Improving the trainability of VQE on NISQ computers for solving portfolio optimization using convex interpolation
Shengbin Wang, Guihui Li, Zhimin Wang, Zhaoyun Chen, Peng Wang, Yongjian Gu, Yu-Chun Wu, Guo-Ping Guo
TL;DR
The paper addresses the limited trainability of variational quantum eigensolvers (VQAs) on NISQ devices for large-scale combinatorial problems like portfolio optimization. It introduces convex interpolation, built on the clustering of Dicke-state basis by Hamming distance, to predict the ground-state location and enable near-solution initialization, regular cost landscapes, and recursive ansatz partitioning. The authors demonstrate a 40-qubit portfolio-optimization instance using only 10 qubits and show numerical evidence that VQE–greedy hybrids improve global–local optimization synergy, with extensions to graph bisection. This work presents a practical, architecture-aware pathway to exploit quantum advantages on NISQ hardware for real-world optimization tasks and suggests broader applicability to other large-scale combinatorial problems.
Abstract
Solving combinatorial optimization problems using variational quantum algorithms (VQAs) might be a promise application in the NISQ era. However, the limited trainability of VQAs could hinder their scalability to large problem sizes.
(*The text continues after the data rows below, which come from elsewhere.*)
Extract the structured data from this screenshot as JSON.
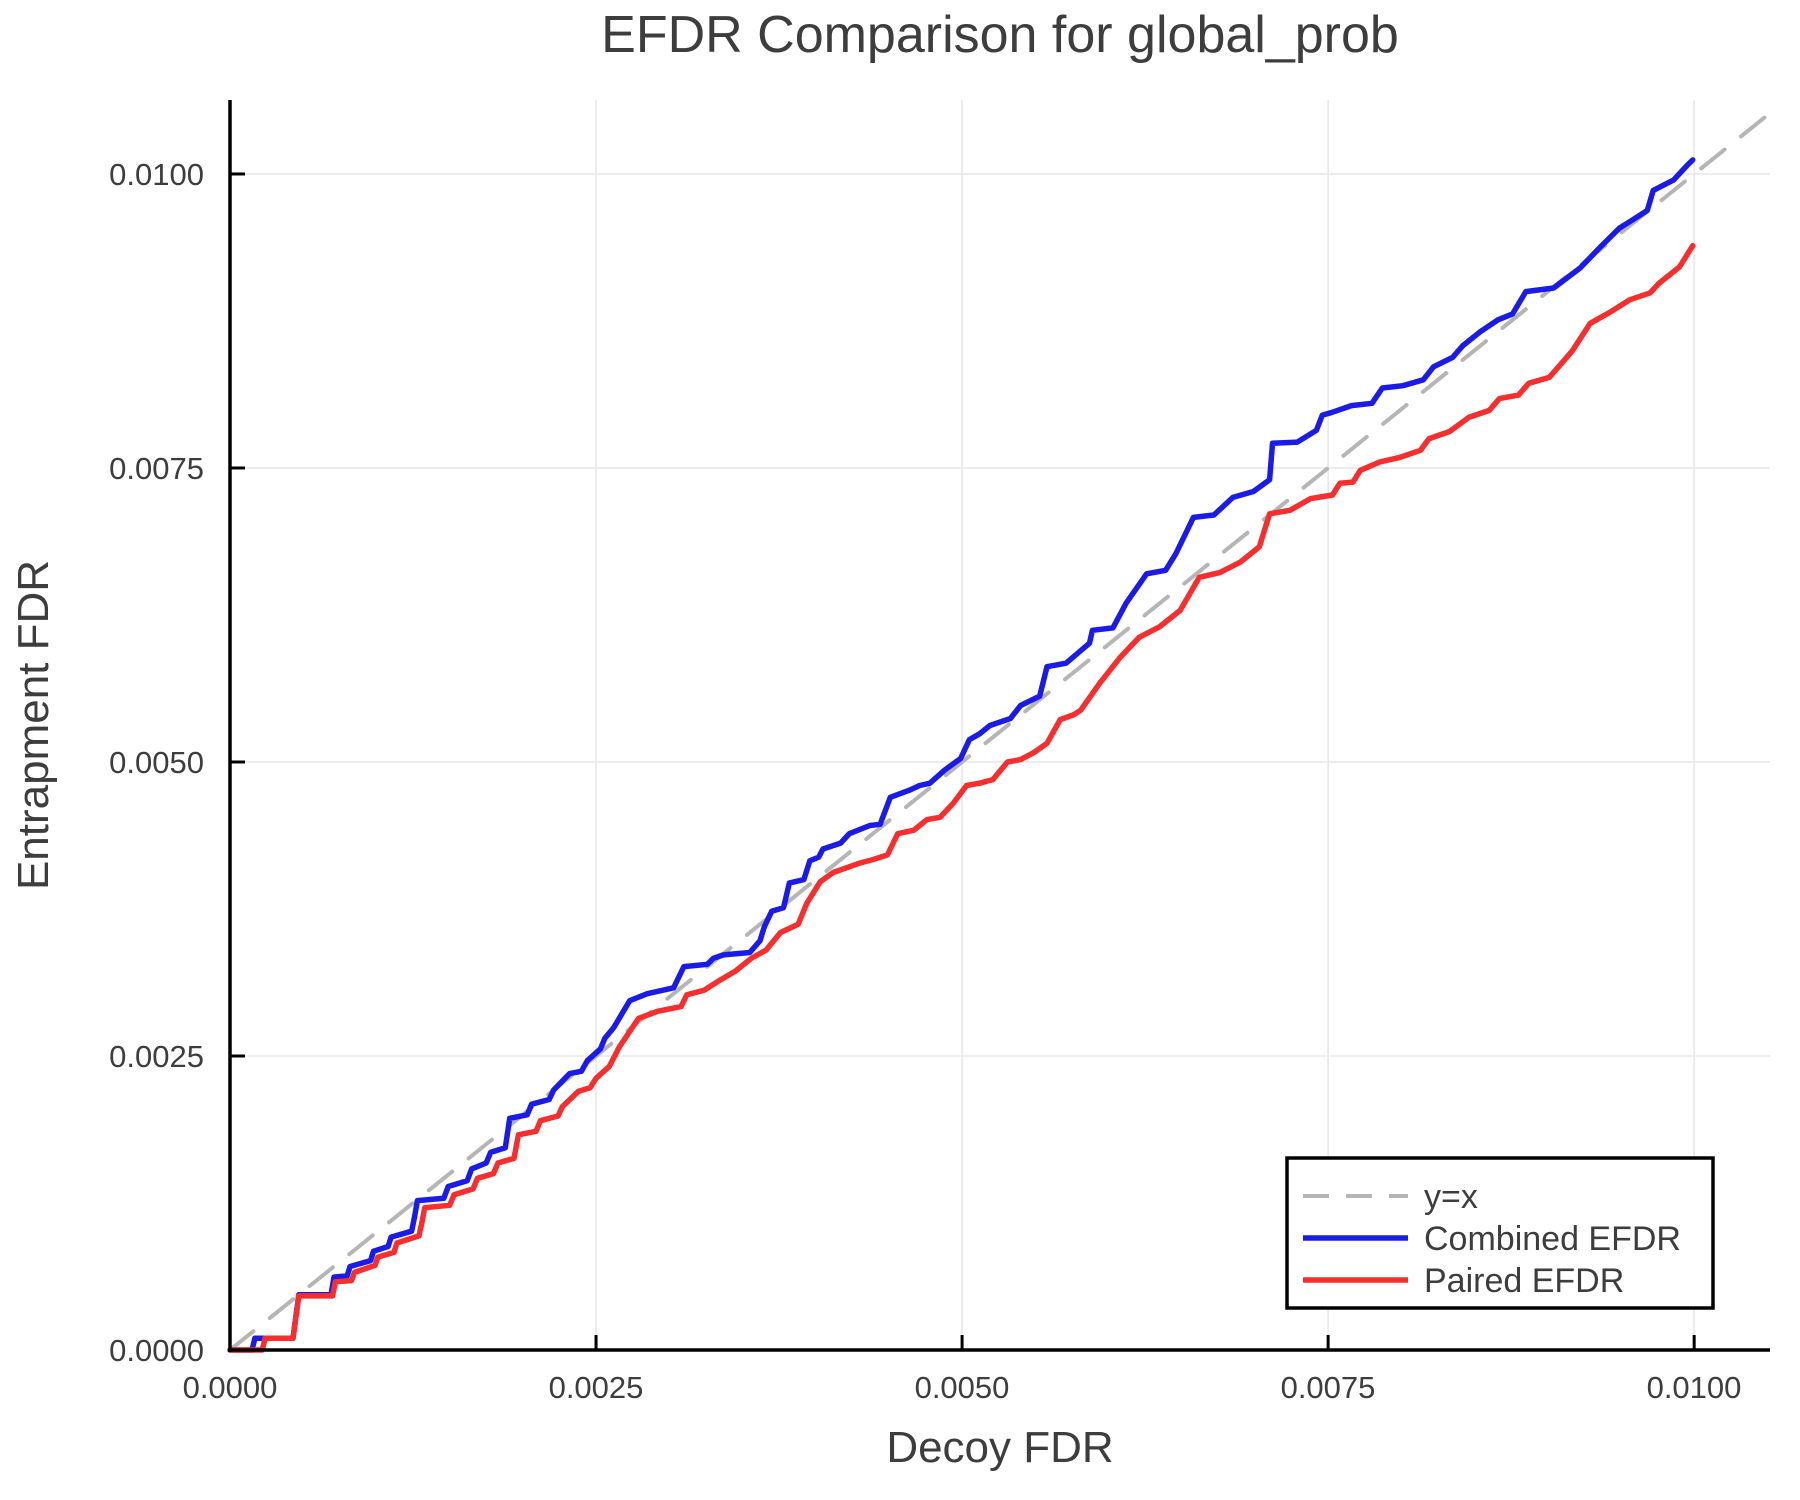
{
  "chart_data": {
    "type": "line",
    "title": "EFDR Comparison for global_prob",
    "xlabel": "Decoy FDR",
    "ylabel": "Entrapment FDR",
    "xlim": [
      0,
      0.010518
    ],
    "ylim": [
      0,
      0.010629
    ],
    "grid": true,
    "legend_position": "lower right",
    "x_ticks": [
      0,
      0.0025,
      0.005,
      0.0075,
      0.01
    ],
    "x_tick_labels": [
      "0.0000",
      "0.0025",
      "0.0050",
      "0.0075",
      "0.0100"
    ],
    "y_ticks": [
      0,
      0.0025,
      0.005,
      0.0075,
      0.01
    ],
    "y_tick_labels": [
      "0.0000",
      "0.0025",
      "0.0050",
      "0.0075",
      "0.0100"
    ],
    "colors": {
      "identity": "#b5b5b5",
      "combined": "#1b1be8",
      "paired": "#f72e2e",
      "grid": "#e8e8e8",
      "spine": "#000000",
      "text": "#3d3d3d"
    },
    "series": [
      {
        "name": "y=x",
        "color": "#b5b5b5",
        "dashed": true,
        "width": 4,
        "points": [
          [
            0,
            0
          ],
          [
            0.010518,
            0.010518
          ]
        ]
      },
      {
        "name": "Combined EFDR",
        "color": "#1b1be8",
        "dashed": false,
        "width": 5.5,
        "points": [
          [
            0,
            0
          ],
          [
            0.00015,
            0
          ],
          [
            0.00017,
            0.0001
          ],
          [
            0.00043,
            0.0001
          ],
          [
            0.00047,
            0.00047
          ],
          [
            0.00069,
            0.00047
          ],
          [
            0.00071,
            0.00062
          ],
          [
            0.0008,
            0.00063
          ],
          [
            0.00082,
            0.00071
          ],
          [
            0.00096,
            0.00076
          ],
          [
            0.00098,
            0.00084
          ],
          [
            0.00108,
            0.00088
          ],
          [
            0.0011,
            0.00096
          ],
          [
            0.00124,
            0.00101
          ],
          [
            0.00126,
            0.00113
          ],
          [
            0.00128,
            0.00127
          ],
          [
            0.00146,
            0.00129
          ],
          [
            0.00149,
            0.00139
          ],
          [
            0.00162,
            0.00144
          ],
          [
            0.00165,
            0.00154
          ],
          [
            0.00175,
            0.00159
          ],
          [
            0.00178,
            0.00168
          ],
          [
            0.00188,
            0.00172
          ],
          [
            0.00191,
            0.00197
          ],
          [
            0.00203,
            0.002
          ],
          [
            0.00206,
            0.00209
          ],
          [
            0.00218,
            0.00213
          ],
          [
            0.00221,
            0.00221
          ],
          [
            0.00232,
            0.00235
          ],
          [
            0.0024,
            0.00237
          ],
          [
            0.00244,
            0.00246
          ],
          [
            0.00253,
            0.00256
          ],
          [
            0.00256,
            0.00265
          ],
          [
            0.00262,
            0.00274
          ],
          [
            0.00273,
            0.00297
          ],
          [
            0.00285,
            0.00303
          ],
          [
            0.00303,
            0.00308
          ],
          [
            0.0031,
            0.00326
          ],
          [
            0.00326,
            0.00328
          ],
          [
            0.0033,
            0.00333
          ],
          [
            0.00337,
            0.00336
          ],
          [
            0.00355,
            0.00338
          ],
          [
            0.00362,
            0.00348
          ],
          [
            0.00365,
            0.0036
          ],
          [
            0.0037,
            0.00373
          ],
          [
            0.00378,
            0.00376
          ],
          [
            0.00382,
            0.00397
          ],
          [
            0.00392,
            0.004
          ],
          [
            0.00396,
            0.00416
          ],
          [
            0.00402,
            0.00419
          ],
          [
            0.00405,
            0.00426
          ],
          [
            0.00417,
            0.00431
          ],
          [
            0.00423,
            0.00439
          ],
          [
            0.00437,
            0.00446
          ],
          [
            0.00444,
            0.00447
          ],
          [
            0.00451,
            0.0047
          ],
          [
            0.00464,
            0.00476
          ],
          [
            0.00471,
            0.0048
          ],
          [
            0.00478,
            0.00482
          ],
          [
            0.00488,
            0.00493
          ],
          [
            0.00499,
            0.00503
          ],
          [
            0.00505,
            0.00519
          ],
          [
            0.00512,
            0.00524
          ],
          [
            0.00519,
            0.00531
          ],
          [
            0.00533,
            0.00537
          ],
          [
            0.0054,
            0.00548
          ],
          [
            0.00553,
            0.00556
          ],
          [
            0.00558,
            0.00581
          ],
          [
            0.00571,
            0.00584
          ],
          [
            0.00587,
            0.00601
          ],
          [
            0.00589,
            0.00612
          ],
          [
            0.00603,
            0.00614
          ],
          [
            0.00612,
            0.00635
          ],
          [
            0.00626,
            0.0066
          ],
          [
            0.00639,
            0.00663
          ],
          [
            0.00646,
            0.00677
          ],
          [
            0.00658,
            0.00708
          ],
          [
            0.00672,
            0.0071
          ],
          [
            0.00685,
            0.00725
          ],
          [
            0.00699,
            0.0073
          ],
          [
            0.0071,
            0.0074
          ],
          [
            0.00712,
            0.00771
          ],
          [
            0.00729,
            0.00772
          ],
          [
            0.00742,
            0.00782
          ],
          [
            0.00746,
            0.00795
          ],
          [
            0.00752,
            0.00797
          ],
          [
            0.00766,
            0.00803
          ],
          [
            0.0078,
            0.00805
          ],
          [
            0.00787,
            0.00818
          ],
          [
            0.00801,
            0.0082
          ],
          [
            0.00815,
            0.00825
          ],
          [
            0.00822,
            0.00836
          ],
          [
            0.00835,
            0.00844
          ],
          [
            0.00842,
            0.00854
          ],
          [
            0.00854,
            0.00866
          ],
          [
            0.00866,
            0.00876
          ],
          [
            0.00876,
            0.00881
          ],
          [
            0.00885,
            0.009
          ],
          [
            0.00904,
            0.00903
          ],
          [
            0.00922,
            0.0092
          ],
          [
            0.00936,
            0.00938
          ],
          [
            0.00949,
            0.00954
          ],
          [
            0.00958,
            0.00961
          ],
          [
            0.00968,
            0.00969
          ],
          [
            0.00972,
            0.00986
          ],
          [
            0.00986,
            0.00995
          ],
          [
            0.00995,
            0.01007
          ],
          [
            0.00999,
            0.01012
          ]
        ]
      },
      {
        "name": "Paired EFDR",
        "color": "#f72e2e",
        "dashed": false,
        "width": 5.5,
        "points": [
          [
            0,
            0
          ],
          [
            0.00022,
            0
          ],
          [
            0.00024,
            0.0001
          ],
          [
            0.00043,
            0.0001
          ],
          [
            0.00047,
            0.00046
          ],
          [
            0.0007,
            0.00046
          ],
          [
            0.00072,
            0.00058
          ],
          [
            0.00083,
            0.00059
          ],
          [
            0.00085,
            0.00066
          ],
          [
            0.00099,
            0.00072
          ],
          [
            0.00101,
            0.00079
          ],
          [
            0.00112,
            0.00083
          ],
          [
            0.00114,
            0.00091
          ],
          [
            0.00129,
            0.00097
          ],
          [
            0.00131,
            0.00108
          ],
          [
            0.00133,
            0.00121
          ],
          [
            0.0015,
            0.00123
          ],
          [
            0.00153,
            0.00132
          ],
          [
            0.00166,
            0.00137
          ],
          [
            0.00169,
            0.00146
          ],
          [
            0.0018,
            0.0015
          ],
          [
            0.00183,
            0.00159
          ],
          [
            0.00194,
            0.00163
          ],
          [
            0.00197,
            0.00183
          ],
          [
            0.00209,
            0.00186
          ],
          [
            0.00212,
            0.00195
          ],
          [
            0.00224,
            0.00199
          ],
          [
            0.00227,
            0.00207
          ],
          [
            0.00238,
            0.0022
          ],
          [
            0.00246,
            0.00223
          ],
          [
            0.0025,
            0.00231
          ],
          [
            0.00259,
            0.00241
          ],
          [
            0.00266,
            0.00258
          ],
          [
            0.00279,
            0.00282
          ],
          [
            0.00292,
            0.00288
          ],
          [
            0.00308,
            0.00292
          ],
          [
            0.00312,
            0.00302
          ],
          [
            0.00324,
            0.00306
          ],
          [
            0.00334,
            0.00314
          ],
          [
            0.00345,
            0.00322
          ],
          [
            0.00356,
            0.00333
          ],
          [
            0.00366,
            0.0034
          ],
          [
            0.00376,
            0.00355
          ],
          [
            0.00388,
            0.00362
          ],
          [
            0.00394,
            0.0038
          ],
          [
            0.00403,
            0.00398
          ],
          [
            0.00412,
            0.00406
          ],
          [
            0.00421,
            0.0041
          ],
          [
            0.0043,
            0.00414
          ],
          [
            0.00439,
            0.00417
          ],
          [
            0.00449,
            0.00421
          ],
          [
            0.00456,
            0.00439
          ],
          [
            0.00467,
            0.00442
          ],
          [
            0.00476,
            0.00451
          ],
          [
            0.00485,
            0.00453
          ],
          [
            0.00494,
            0.00465
          ],
          [
            0.00503,
            0.0048
          ],
          [
            0.00512,
            0.00482
          ],
          [
            0.00521,
            0.00485
          ],
          [
            0.00531,
            0.005
          ],
          [
            0.0054,
            0.00502
          ],
          [
            0.00549,
            0.00508
          ],
          [
            0.00558,
            0.00516
          ],
          [
            0.00567,
            0.00536
          ],
          [
            0.00576,
            0.0054
          ],
          [
            0.00581,
            0.00544
          ],
          [
            0.00594,
            0.00567
          ],
          [
            0.00608,
            0.00589
          ],
          [
            0.00621,
            0.00606
          ],
          [
            0.00635,
            0.00615
          ],
          [
            0.00649,
            0.00629
          ],
          [
            0.00662,
            0.00657
          ],
          [
            0.00676,
            0.00661
          ],
          [
            0.0069,
            0.0067
          ],
          [
            0.00703,
            0.00683
          ],
          [
            0.0071,
            0.00711
          ],
          [
            0.00724,
            0.00714
          ],
          [
            0.00738,
            0.00724
          ],
          [
            0.00753,
            0.00727
          ],
          [
            0.00758,
            0.00737
          ],
          [
            0.00767,
            0.00738
          ],
          [
            0.00772,
            0.00748
          ],
          [
            0.00785,
            0.00755
          ],
          [
            0.00799,
            0.00759
          ],
          [
            0.00813,
            0.00765
          ],
          [
            0.00819,
            0.00775
          ],
          [
            0.00833,
            0.00781
          ],
          [
            0.00846,
            0.00793
          ],
          [
            0.0086,
            0.00799
          ],
          [
            0.00867,
            0.00809
          ],
          [
            0.0088,
            0.00812
          ],
          [
            0.00887,
            0.00822
          ],
          [
            0.00901,
            0.00827
          ],
          [
            0.00908,
            0.00837
          ],
          [
            0.00917,
            0.0085
          ],
          [
            0.00929,
            0.00873
          ],
          [
            0.00942,
            0.00882
          ],
          [
            0.00956,
            0.00893
          ],
          [
            0.0097,
            0.00899
          ],
          [
            0.00976,
            0.00907
          ],
          [
            0.0099,
            0.00921
          ],
          [
            0.00999,
            0.00939
          ]
        ]
      }
    ],
    "legend": {
      "entries": [
        {
          "label": "y=x"
        },
        {
          "label": "Combined EFDR"
        },
        {
          "label": "Paired EFDR"
        }
      ]
    }
  }
}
In this paper, we improve the trainability of variational quantum eigensolver (VQE) by utilizing convex interpolation to solve portfolio optimization. Based on convex interpolation, the location of the ground state can be evaluated by learning the property of a small subset of basis states in the Hilbert space. This enlightens naturally the proposals of the strategies of close-to-solution initialization, regular cost function landscape, and recursive ansatz equilibrium partition. The successfully implementation of a $40$-qubit experiment using only $10$ superconducting qubits demonstrates the effectiveness of our proposals. Furthermore, the quantum inspiration has also spurred the development of a prototype greedy algorithm. Extensive numerical simulations indicate that the hybridization of VQE and greedy algorithms achieves a mutual complementarity, combining the advantages of both global and local optimization methods. Our proposals can be extended to improve the trainability for solving other large-scale combinatorial optimization problems that are widely used in real applications, paving the way to unleash quantum advantages of NISQ computers in the near future.